The ASPIRE framework addresses how relational values might impact on behaviors. Although not specific to the workplace this takes account of the multiple interactive factors that support high‐quality connections across contexts. As an entity, however, it requires empirical validity.
Although the literature on positive relationships has offered significant insights, there are still questions to be answered on how to identify, deconstruct, and maintain the positive across time and place. Relationships are complex, bi‐directional, and fluctuating: how people feel about themselves and others is embedded in an ecological and often chronological framework. Measuring outcomes of specific interventions does not guarantee efficacy across contexts or time. More information about people’s lived experiences would be valuable. Much of the data is positivistic and linear, so does not capture the narratives that illuminate the minutiae of difference.

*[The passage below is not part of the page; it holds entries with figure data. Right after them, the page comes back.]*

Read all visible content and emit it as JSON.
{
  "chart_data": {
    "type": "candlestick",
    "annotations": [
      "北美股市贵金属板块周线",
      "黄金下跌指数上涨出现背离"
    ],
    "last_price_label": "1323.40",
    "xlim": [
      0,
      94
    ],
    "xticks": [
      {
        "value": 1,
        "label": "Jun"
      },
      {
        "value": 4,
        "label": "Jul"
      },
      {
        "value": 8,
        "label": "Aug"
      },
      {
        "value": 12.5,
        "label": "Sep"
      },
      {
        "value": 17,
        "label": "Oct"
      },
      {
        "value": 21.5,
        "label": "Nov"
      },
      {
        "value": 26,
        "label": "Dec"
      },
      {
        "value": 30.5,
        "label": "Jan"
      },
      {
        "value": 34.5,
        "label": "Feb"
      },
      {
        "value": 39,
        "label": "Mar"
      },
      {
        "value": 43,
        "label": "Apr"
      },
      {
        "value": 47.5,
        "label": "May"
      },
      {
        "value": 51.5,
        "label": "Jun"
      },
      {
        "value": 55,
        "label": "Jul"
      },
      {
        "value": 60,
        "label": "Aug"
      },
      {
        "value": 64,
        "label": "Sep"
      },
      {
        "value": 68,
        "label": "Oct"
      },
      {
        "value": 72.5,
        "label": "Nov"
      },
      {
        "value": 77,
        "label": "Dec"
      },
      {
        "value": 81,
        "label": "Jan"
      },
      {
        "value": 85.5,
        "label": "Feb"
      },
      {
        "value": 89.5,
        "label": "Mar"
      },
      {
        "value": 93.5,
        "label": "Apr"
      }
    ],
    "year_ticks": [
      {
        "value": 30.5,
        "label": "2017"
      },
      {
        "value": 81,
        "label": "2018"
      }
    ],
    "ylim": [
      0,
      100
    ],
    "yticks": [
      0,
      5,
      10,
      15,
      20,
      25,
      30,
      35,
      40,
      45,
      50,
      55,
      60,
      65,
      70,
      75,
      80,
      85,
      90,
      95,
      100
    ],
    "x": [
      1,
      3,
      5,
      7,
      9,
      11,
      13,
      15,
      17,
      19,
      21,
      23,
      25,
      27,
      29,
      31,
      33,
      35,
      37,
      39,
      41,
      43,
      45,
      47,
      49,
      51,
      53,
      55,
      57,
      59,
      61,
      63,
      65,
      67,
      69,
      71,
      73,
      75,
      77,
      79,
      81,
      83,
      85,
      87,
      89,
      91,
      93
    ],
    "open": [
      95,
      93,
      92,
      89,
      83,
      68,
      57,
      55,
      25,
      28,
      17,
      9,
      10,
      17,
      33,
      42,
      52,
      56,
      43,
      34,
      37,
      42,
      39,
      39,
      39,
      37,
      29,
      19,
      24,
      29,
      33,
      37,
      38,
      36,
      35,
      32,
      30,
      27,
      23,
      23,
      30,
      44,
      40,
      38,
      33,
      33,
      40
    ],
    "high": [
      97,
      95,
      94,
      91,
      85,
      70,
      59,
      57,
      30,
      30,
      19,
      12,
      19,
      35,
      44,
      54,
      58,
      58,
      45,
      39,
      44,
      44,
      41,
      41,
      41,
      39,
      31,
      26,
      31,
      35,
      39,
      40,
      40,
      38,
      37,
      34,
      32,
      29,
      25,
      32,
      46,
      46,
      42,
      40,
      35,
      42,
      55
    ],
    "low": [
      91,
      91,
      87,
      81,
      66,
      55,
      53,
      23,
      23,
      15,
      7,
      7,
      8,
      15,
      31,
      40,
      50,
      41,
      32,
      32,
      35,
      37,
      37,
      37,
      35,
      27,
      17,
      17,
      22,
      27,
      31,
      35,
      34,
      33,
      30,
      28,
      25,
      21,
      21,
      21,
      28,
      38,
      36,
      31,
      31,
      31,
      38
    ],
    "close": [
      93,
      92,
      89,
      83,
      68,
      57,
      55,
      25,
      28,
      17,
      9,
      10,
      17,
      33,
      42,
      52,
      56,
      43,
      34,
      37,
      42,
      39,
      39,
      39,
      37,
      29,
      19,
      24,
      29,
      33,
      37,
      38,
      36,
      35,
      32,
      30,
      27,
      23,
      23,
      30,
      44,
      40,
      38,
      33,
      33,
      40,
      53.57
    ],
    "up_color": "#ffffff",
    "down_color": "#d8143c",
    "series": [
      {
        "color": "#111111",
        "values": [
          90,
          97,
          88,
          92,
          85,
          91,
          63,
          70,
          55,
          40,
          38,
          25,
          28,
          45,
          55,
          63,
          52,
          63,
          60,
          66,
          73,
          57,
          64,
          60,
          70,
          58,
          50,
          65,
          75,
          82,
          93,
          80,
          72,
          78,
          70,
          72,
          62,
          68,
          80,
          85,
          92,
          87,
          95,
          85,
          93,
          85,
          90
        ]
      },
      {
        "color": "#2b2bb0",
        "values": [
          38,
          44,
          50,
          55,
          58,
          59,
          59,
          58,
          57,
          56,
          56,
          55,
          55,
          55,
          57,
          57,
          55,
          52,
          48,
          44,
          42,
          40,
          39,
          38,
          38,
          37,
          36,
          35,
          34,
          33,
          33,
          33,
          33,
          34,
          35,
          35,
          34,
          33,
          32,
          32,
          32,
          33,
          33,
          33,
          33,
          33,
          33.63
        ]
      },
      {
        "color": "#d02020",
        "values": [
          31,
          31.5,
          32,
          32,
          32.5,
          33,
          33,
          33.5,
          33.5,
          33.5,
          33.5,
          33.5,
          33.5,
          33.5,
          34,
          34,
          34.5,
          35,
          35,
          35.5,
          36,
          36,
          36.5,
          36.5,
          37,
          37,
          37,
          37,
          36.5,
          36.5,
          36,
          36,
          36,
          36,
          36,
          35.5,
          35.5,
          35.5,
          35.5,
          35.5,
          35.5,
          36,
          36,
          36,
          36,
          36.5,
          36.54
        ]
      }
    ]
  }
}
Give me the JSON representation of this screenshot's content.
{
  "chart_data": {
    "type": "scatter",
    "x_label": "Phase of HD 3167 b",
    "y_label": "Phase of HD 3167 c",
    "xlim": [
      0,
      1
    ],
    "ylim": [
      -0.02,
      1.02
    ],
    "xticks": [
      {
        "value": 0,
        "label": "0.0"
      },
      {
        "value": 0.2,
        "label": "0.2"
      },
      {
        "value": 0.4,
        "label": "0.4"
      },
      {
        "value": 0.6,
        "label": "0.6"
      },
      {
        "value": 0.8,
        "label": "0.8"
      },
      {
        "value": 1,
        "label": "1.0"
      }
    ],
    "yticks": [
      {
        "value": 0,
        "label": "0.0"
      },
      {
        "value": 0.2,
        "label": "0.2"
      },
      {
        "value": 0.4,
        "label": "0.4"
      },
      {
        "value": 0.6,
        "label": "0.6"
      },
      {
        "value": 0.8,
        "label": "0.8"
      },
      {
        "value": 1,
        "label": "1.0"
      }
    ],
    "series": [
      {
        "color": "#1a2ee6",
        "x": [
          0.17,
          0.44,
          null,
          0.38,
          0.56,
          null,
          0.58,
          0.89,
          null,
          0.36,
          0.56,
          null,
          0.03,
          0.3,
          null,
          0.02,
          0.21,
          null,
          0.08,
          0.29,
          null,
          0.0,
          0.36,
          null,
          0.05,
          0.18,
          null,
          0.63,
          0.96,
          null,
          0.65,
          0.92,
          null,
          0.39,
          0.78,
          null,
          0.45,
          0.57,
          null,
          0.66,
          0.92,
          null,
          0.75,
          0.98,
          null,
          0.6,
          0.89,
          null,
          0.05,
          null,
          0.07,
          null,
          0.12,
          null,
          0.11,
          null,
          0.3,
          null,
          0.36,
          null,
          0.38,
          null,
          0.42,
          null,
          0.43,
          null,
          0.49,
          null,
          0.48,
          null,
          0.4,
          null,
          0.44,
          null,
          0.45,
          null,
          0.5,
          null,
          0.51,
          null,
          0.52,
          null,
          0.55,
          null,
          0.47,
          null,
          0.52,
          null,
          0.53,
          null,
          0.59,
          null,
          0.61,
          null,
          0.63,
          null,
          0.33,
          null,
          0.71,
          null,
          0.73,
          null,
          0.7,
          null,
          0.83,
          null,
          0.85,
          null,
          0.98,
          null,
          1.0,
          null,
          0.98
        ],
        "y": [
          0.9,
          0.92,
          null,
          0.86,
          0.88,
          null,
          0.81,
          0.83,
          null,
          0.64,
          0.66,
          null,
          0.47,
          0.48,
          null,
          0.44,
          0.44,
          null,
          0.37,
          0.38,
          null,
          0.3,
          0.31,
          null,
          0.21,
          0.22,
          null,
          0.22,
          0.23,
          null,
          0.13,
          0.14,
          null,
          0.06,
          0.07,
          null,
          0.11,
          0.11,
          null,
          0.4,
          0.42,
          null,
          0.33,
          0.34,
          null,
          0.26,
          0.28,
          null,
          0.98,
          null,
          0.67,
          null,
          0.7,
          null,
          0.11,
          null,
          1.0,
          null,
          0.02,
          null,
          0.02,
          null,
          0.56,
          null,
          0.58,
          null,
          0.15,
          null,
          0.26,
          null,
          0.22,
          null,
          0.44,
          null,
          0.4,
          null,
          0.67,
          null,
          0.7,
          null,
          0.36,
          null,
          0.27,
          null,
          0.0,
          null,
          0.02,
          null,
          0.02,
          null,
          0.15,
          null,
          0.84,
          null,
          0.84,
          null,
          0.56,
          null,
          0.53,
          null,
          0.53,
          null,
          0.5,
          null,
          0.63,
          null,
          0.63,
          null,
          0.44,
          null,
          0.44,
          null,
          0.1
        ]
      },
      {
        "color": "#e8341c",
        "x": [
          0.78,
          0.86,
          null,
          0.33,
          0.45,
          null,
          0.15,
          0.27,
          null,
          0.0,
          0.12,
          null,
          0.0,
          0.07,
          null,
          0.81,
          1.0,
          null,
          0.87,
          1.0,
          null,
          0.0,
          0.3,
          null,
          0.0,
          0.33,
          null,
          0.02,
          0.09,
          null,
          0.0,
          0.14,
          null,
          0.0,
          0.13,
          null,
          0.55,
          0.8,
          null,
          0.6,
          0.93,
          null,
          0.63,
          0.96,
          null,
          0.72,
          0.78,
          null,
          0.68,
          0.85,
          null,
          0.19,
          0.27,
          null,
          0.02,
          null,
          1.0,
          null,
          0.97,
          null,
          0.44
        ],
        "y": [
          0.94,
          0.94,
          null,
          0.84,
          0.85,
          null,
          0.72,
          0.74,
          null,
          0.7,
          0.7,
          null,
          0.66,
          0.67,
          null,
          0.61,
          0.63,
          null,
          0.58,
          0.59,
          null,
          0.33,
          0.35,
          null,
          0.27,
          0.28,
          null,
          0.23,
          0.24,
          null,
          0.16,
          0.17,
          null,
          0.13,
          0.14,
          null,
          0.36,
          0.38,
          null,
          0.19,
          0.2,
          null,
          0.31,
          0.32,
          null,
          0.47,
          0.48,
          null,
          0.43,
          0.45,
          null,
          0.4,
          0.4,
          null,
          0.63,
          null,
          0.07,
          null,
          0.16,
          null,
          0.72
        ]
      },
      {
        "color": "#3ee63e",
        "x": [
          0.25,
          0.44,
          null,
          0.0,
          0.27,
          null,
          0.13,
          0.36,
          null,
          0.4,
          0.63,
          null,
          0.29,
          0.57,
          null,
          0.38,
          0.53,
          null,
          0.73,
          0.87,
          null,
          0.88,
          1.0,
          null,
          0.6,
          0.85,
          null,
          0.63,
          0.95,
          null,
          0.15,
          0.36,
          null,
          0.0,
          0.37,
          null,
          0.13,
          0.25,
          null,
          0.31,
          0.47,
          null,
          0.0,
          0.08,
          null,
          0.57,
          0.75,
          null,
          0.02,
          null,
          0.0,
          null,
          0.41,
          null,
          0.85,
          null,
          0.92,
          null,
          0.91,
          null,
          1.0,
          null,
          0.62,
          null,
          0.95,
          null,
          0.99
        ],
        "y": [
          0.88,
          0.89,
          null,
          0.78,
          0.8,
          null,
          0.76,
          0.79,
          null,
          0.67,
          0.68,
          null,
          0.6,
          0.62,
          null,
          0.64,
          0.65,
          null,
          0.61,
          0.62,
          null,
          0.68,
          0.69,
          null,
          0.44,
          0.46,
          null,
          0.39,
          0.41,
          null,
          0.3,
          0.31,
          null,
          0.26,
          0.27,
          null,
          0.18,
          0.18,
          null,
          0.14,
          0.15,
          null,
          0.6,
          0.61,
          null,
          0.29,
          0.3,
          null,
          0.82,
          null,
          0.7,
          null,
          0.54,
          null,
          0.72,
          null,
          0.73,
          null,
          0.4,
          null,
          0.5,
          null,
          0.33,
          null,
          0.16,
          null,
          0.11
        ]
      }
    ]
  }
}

There is much evidence on what works for well‐being in relationships, but how does this translate into policy and practice holistically across large institutions and at the macro socio‐political level? On the one hand, for instance, we have evidence for positive outcomes for a flatter organizational structure and more equality, but hierarchical cultures and management behaviors persist. How do we address power issues in relationships at work and what is the impact of individual psychologies on organizational systems (Case & Maner, 2014). How can we make the evidence of what enables both individuals and organizations to flourish become a reality for everyday working lives?
In this chapter I have reviewed the role of positive relationships within the changing environment of work. While there are some interestingly cultural differences, a number of key characteristics can enhance the experience of work. These characteristics have been summarized by the ASPIRE framework. The area of positive relations is a relatively new and emerging area within positive psychology and thus further research is required to deepen and broaden our understanding.